Right-wing activism in the courts is subtler, and thus harder to discern. But it's there. And since I don't want this already lengthy diary to become an unintelligible legalistic behemoth, I will be terse. If the legacy of the Warren Court is sweeping social reform under the 4th, 5th, 6th, and 14th Amendments, then the legacy of Rehnquist's bench will surely be the revival of the State through the 10th and 11th Amendments, and through the drastic limitations placed on Congress's power to regulate commerce (a catch-all avenue through which nationalism exploded during the New Deal era). And to a lesser but equally important extent, it will also be the rolling-back of the Warren Court's gains through purely procedural mechanisms, which ironically have absolutely no constitutional foundation. In short, Rehnquist is the Right's Earl Warren.

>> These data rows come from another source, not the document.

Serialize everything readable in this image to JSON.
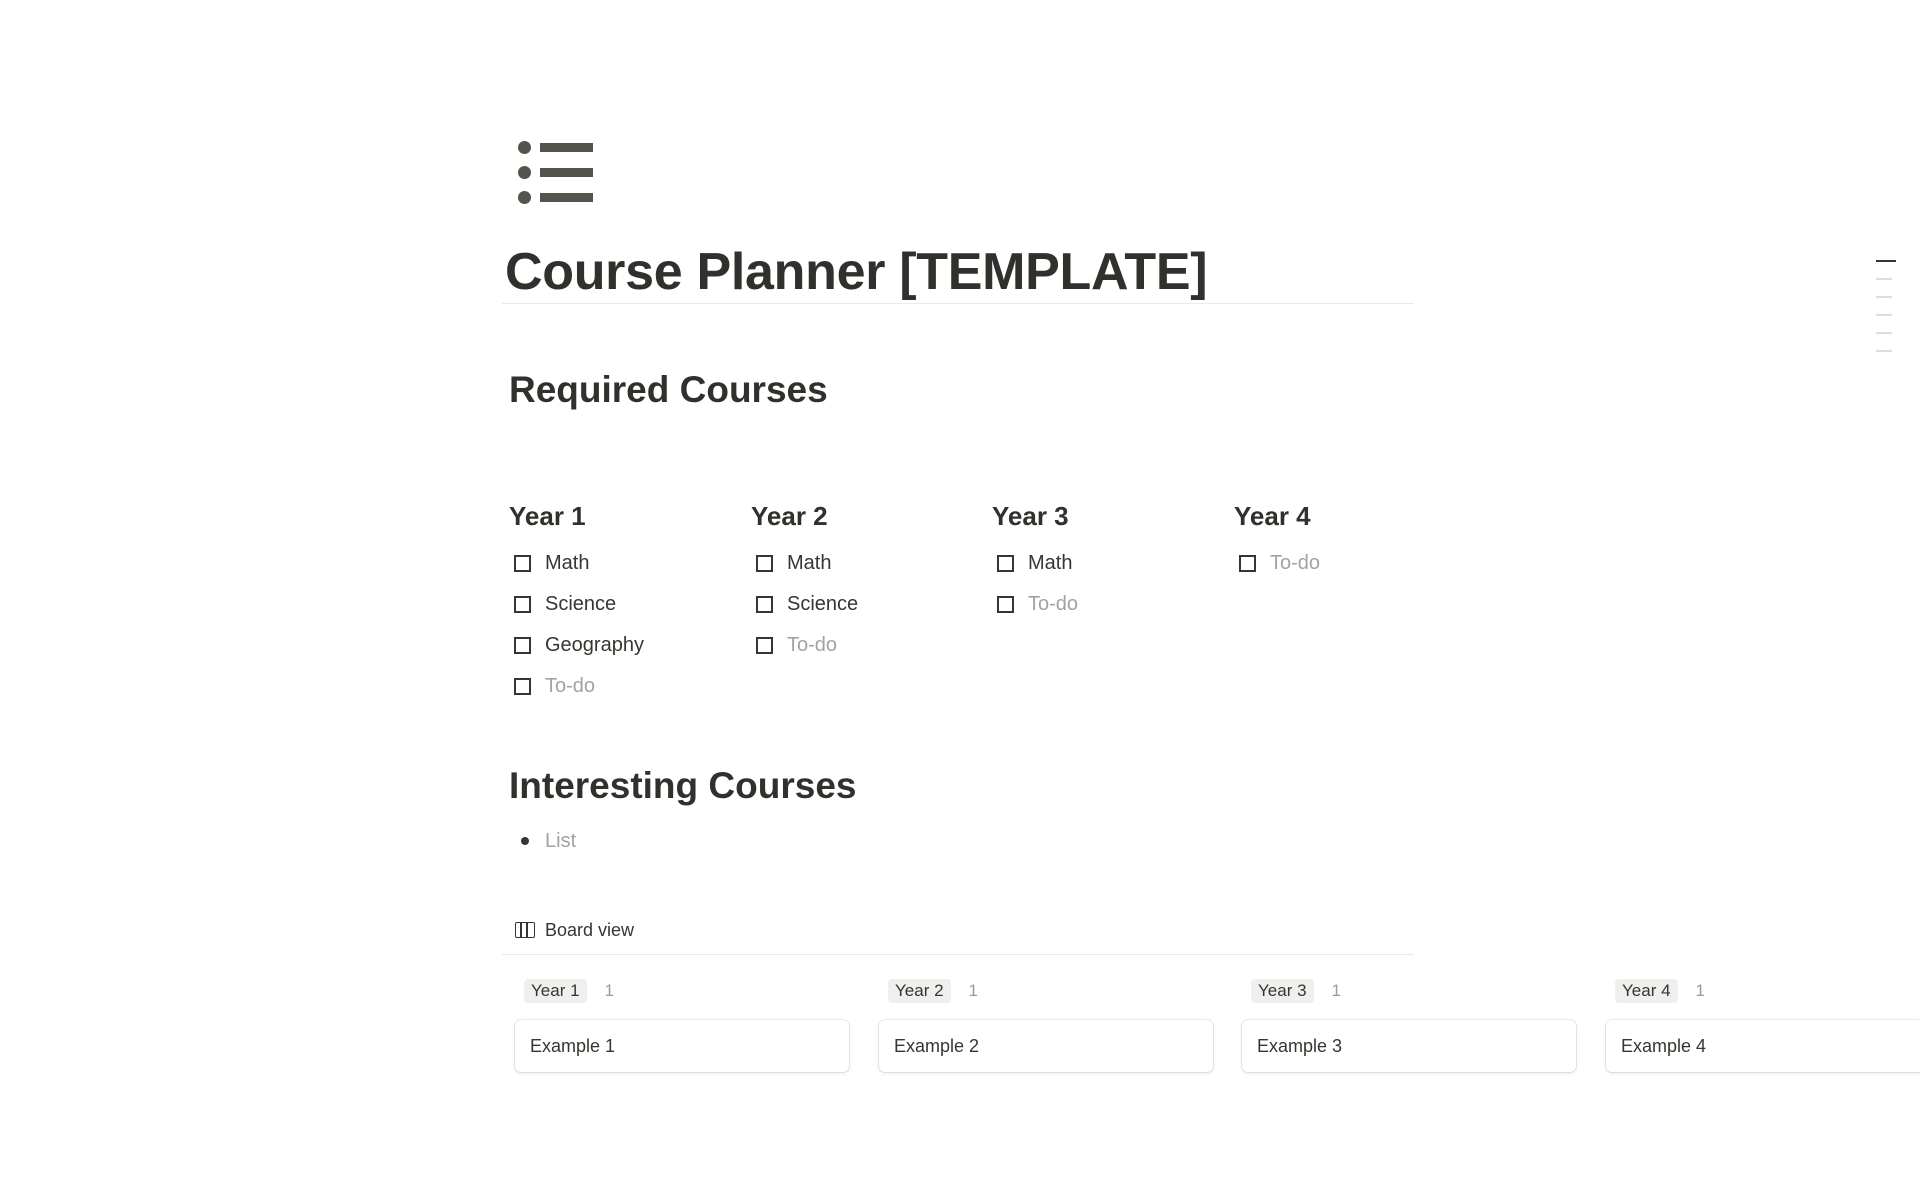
{
  "page": {
    "icon": "bulleted-list-icon",
    "title": "Course Planner [TEMPLATE]"
  },
  "required": {
    "heading": "Required Courses",
    "columns": [
      {
        "title": "Year 1",
        "items": [
          {
            "label": "Math",
            "placeholder": false
          },
          {
            "label": "Science",
            "placeholder": false
          },
          {
            "label": "Geography",
            "placeholder": false
          },
          {
            "label": "To-do",
            "placeholder": true
          }
        ]
      },
      {
        "title": "Year 2",
        "items": [
          {
            "label": "Math",
            "placeholder": false
          },
          {
            "label": "Science",
            "placeholder": false
          },
          {
            "label": "To-do",
            "placeholder": true
          }
        ]
      },
      {
        "title": "Year 3",
        "items": [
          {
            "label": "Math",
            "placeholder": false
          },
          {
            "label": "To-do",
            "placeholder": true
          }
        ]
      },
      {
        "title": "Year 4",
        "items": [
          {
            "label": "To-do",
            "placeholder": true
          }
        ]
      }
    ]
  },
  "interesting": {
    "heading": "Interesting Courses",
    "list_placeholder": "List"
  },
  "board": {
    "view_label": "Board view",
    "view_icon": "board-view-icon",
    "groups": [
      {
        "name": "Year 1",
        "count": "1",
        "card": "Example 1"
      },
      {
        "name": "Year 2",
        "count": "1",
        "card": "Example 2"
      },
      {
        "name": "Year 3",
        "count": "1",
        "card": "Example 3"
      },
      {
        "name": "Year 4",
        "count": "1",
        "card": "Example 4"
      }
    ]
  },
  "colors": {
    "text": "#37352f",
    "placeholder": "#a5a29e",
    "pill_bg": "#efefed"
  }
}
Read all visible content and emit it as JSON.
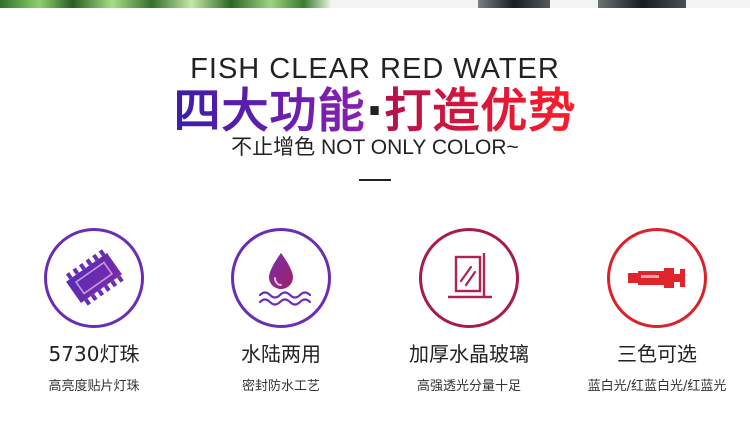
{
  "header": {
    "title_en": "FISH CLEAR RED WATER",
    "title_cn_part1": "四大功能",
    "title_cn_dot": "·",
    "title_cn_part2": "打造优势",
    "subtitle": "不止增色 NOT ONLY COLOR~"
  },
  "features": [
    {
      "icon": "led-strip-icon",
      "name": "5730灯珠",
      "desc": "高亮度贴片灯珠",
      "ring_color": "#6a2db3"
    },
    {
      "icon": "waterproof-drop-icon",
      "name": "水陆两用",
      "desc": "密封防水工艺",
      "ring_color": "#6a2db3"
    },
    {
      "icon": "glass-panel-icon",
      "name": "加厚水晶玻璃",
      "desc": "高强透光分量十足",
      "ring_color": "#a71b4e"
    },
    {
      "icon": "light-tube-icon",
      "name": "三色可选",
      "desc": "蓝白光/红蓝白光/红蓝光",
      "ring_color": "#d9222a"
    }
  ],
  "colors": {
    "purple": "#6a2db3",
    "magenta": "#a71b4e",
    "red": "#e0242b"
  }
}
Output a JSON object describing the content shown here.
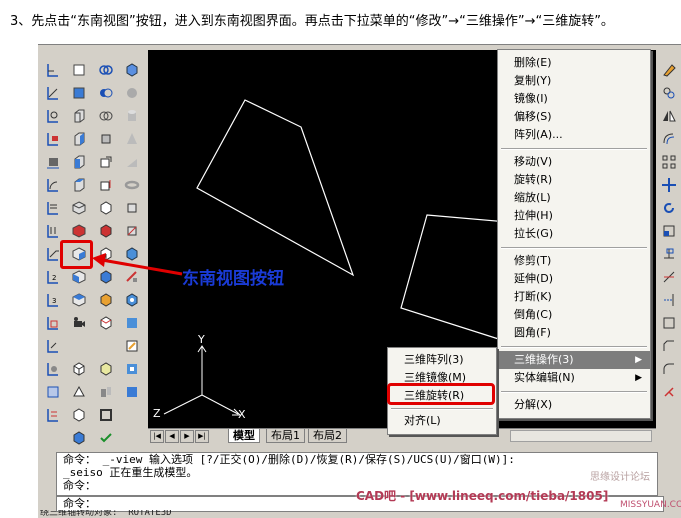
{
  "caption": "3、先点击“东南视图”按钮，进入到东南视图界面。再点击下拉菜单的“修改”→“三维操作”→“三维旋转”。",
  "annotation": "东南视图按钮",
  "context_menu": {
    "items": [
      {
        "label": "删除(E)"
      },
      {
        "label": "复制(Y)"
      },
      {
        "label": "镜像(I)"
      },
      {
        "label": "偏移(S)"
      },
      {
        "label": "阵列(A)..."
      },
      {
        "label": "移动(V)"
      },
      {
        "label": "旋转(R)"
      },
      {
        "label": "缩放(L)"
      },
      {
        "label": "拉伸(H)"
      },
      {
        "label": "拉长(G)"
      },
      {
        "label": "修剪(T)"
      },
      {
        "label": "延伸(D)"
      },
      {
        "label": "打断(K)"
      },
      {
        "label": "倒角(C)"
      },
      {
        "label": "圆角(F)"
      },
      {
        "label": "三维操作(3)",
        "highlighted": true,
        "has_submenu": true
      },
      {
        "label": "实体编辑(N)",
        "has_submenu": true
      },
      {
        "label": "分解(X)"
      }
    ]
  },
  "submenu": {
    "items": [
      {
        "label": "三维阵列(3)"
      },
      {
        "label": "三维镜像(M)"
      },
      {
        "label": "三维旋转(R)",
        "highlighted_box": true
      },
      {
        "label": "对齐(L)"
      }
    ]
  },
  "layout_tabs": {
    "tabs": [
      "模型",
      "布局1",
      "布局2"
    ],
    "active": "模型"
  },
  "ucs_axes": {
    "x": "X",
    "y": "Y",
    "z": "Z"
  },
  "command_window": {
    "line1": "命令： _-view 输入选项 [?/正交(O)/删除(D)/恢复(R)/保存(S)/UCS(U)/窗口(W)]:",
    "line2": "_seiso 正在重生成模型。",
    "line3": "命令：",
    "prompt": "命令："
  },
  "status_line": "绕三维轴转动对象:  ROTATE3D",
  "watermark": "CAD吧 - [www.lineeq.com/tieba/1805]",
  "watermark_small": "MISSYUAN.COM",
  "watermark_faint": "思缘设计论坛",
  "colors": {
    "annotation": "#1a3bd6",
    "highlight_box": "#e00000",
    "viewport_bg": "#000000"
  }
}
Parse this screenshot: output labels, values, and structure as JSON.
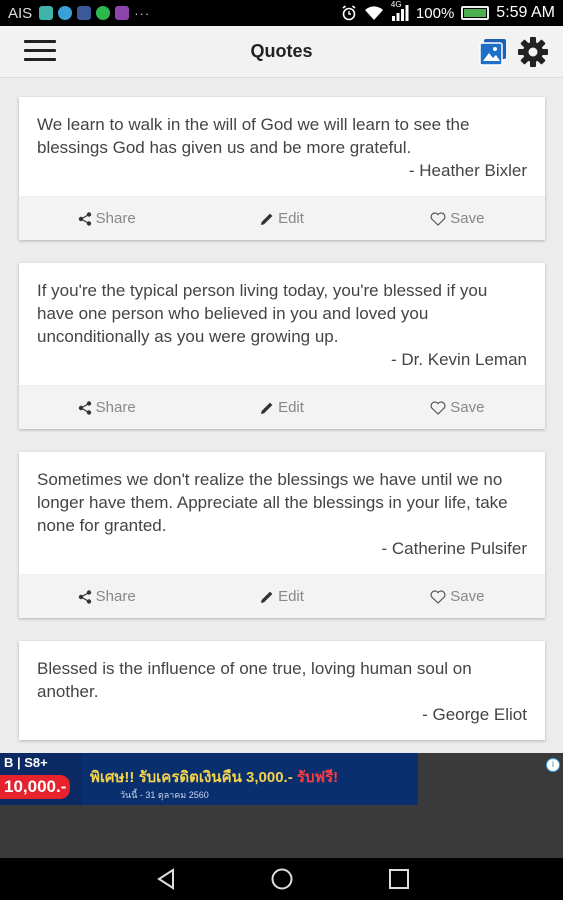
{
  "status_bar": {
    "carrier": "AIS",
    "signal_type": "4G",
    "battery": "100%",
    "time": "5:59 AM"
  },
  "app_bar": {
    "title": "Quotes"
  },
  "actions": {
    "share": "Share",
    "edit": "Edit",
    "save": "Save"
  },
  "quotes": [
    {
      "text": "We learn to walk in the will of God we will learn to see the blessings God has given us and be more grateful.",
      "author": "- Heather Bixler"
    },
    {
      "text": "If you're the typical person living today, you're blessed if you have one person who believed in you and loved you unconditionally as you were growing up.",
      "author": "- Dr. Kevin Leman"
    },
    {
      "text": "Sometimes we don't realize the blessings we have until we no longer have them. Appreciate all the blessings in your life, take none for granted.",
      "author": "- Catherine Pulsifer"
    },
    {
      "text": "Blessed is the influence of one true, loving human soul on another.",
      "author": "- George Eliot"
    }
  ],
  "ad": {
    "tag": "B | S8+",
    "price": "10,000.-",
    "promo_a": "พิเศษ!! รับเครดิตเงินคืน 3,000.-",
    "promo_b": "รับฟรี!",
    "sub": "วันนี้ - 31 ตุลาคม 2560"
  },
  "colors": {
    "app_bar": "#f2f2f2",
    "card_action_bar": "#f3f3f3",
    "accent_blue": "#1e6fc8"
  }
}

Here's some evidence: In the 1996 case Printz v. United States, Justice Thomas wrote a separate opinion (gasp!) in order to posit unequivocally that the 10th Amendment stood for the "undeniable notion that the federal government is one of enumerated, hence limited, powers." In doing so, he blatantly ignored clear precedent that the 10th Amendment was merely a truism and not an independent source of power (the prevailing view for the sixty-odd years in between the decisions). The Printz decision did nothing to overrule this precedent; it was just an ad hoc bestowal of previously nonexistent rights to the states. The same can be said of the Kimel v. Florida Board of Regents decision, in which the 5-4 majority, led by Rehnquist, held that the 11th Amendment prohibits nonconsensual suits by citizens of a state against that state. Again, this edict flew in the face of clear precedent, and in this case, the conspicuous absence of any such language in the text of 11th Amendment itself. Finally, to beat a dead horse, Bush v. Gore showed that Rehnquist, fittingly like his distant predecessor Marshall, found the Court a capable vehicle for the promotion of personal agenda. This case is perhaps the one instance where Rehnquist allowed an uninjured plaintiff to bring forward a claim under the 14th Amendment's Equal Protection Clause. (As Scalia stated, the media had bestowed on Bush a presumption of legitimacy by calling him the winner, and it was this presumption that the Court sought to protect; in fact, Al Gore was the real injured party in that his votes were the ones that were not being counted). Basically, Rehnquist has done everything the Framers didn't intend.
What's this all mean?
If you decided not to read all of my blather and skip to the chase, then here it is. Judicial activism is the practical manifestation of the vision of the Framers: that the Supreme Court was, and is, the most powerful entity in this country. It expresses itself as both progressive reform and status quo protectionism. But no matter what shape it takes, it's a practice cherished by every Justice to have assumed the bench. John Marshall first embraced it over 200 years ago, and all nine members of the current Court echoed the sentiment in the 90s when they agreed in the Kimel case--a bitter 5-4 split--that they, not Congress, have the final say on interpreting the Constitution, even if they were divided as to the particulars of this task.
It was the will of the Framers to have a Supreme Court that expounded the Constitution--the Supreme law of the land. In this light, judicial activism isn't a mystery or a disfavored practice. But Bush's refusal to admit that he secretly supports one version of it is. Spread the word.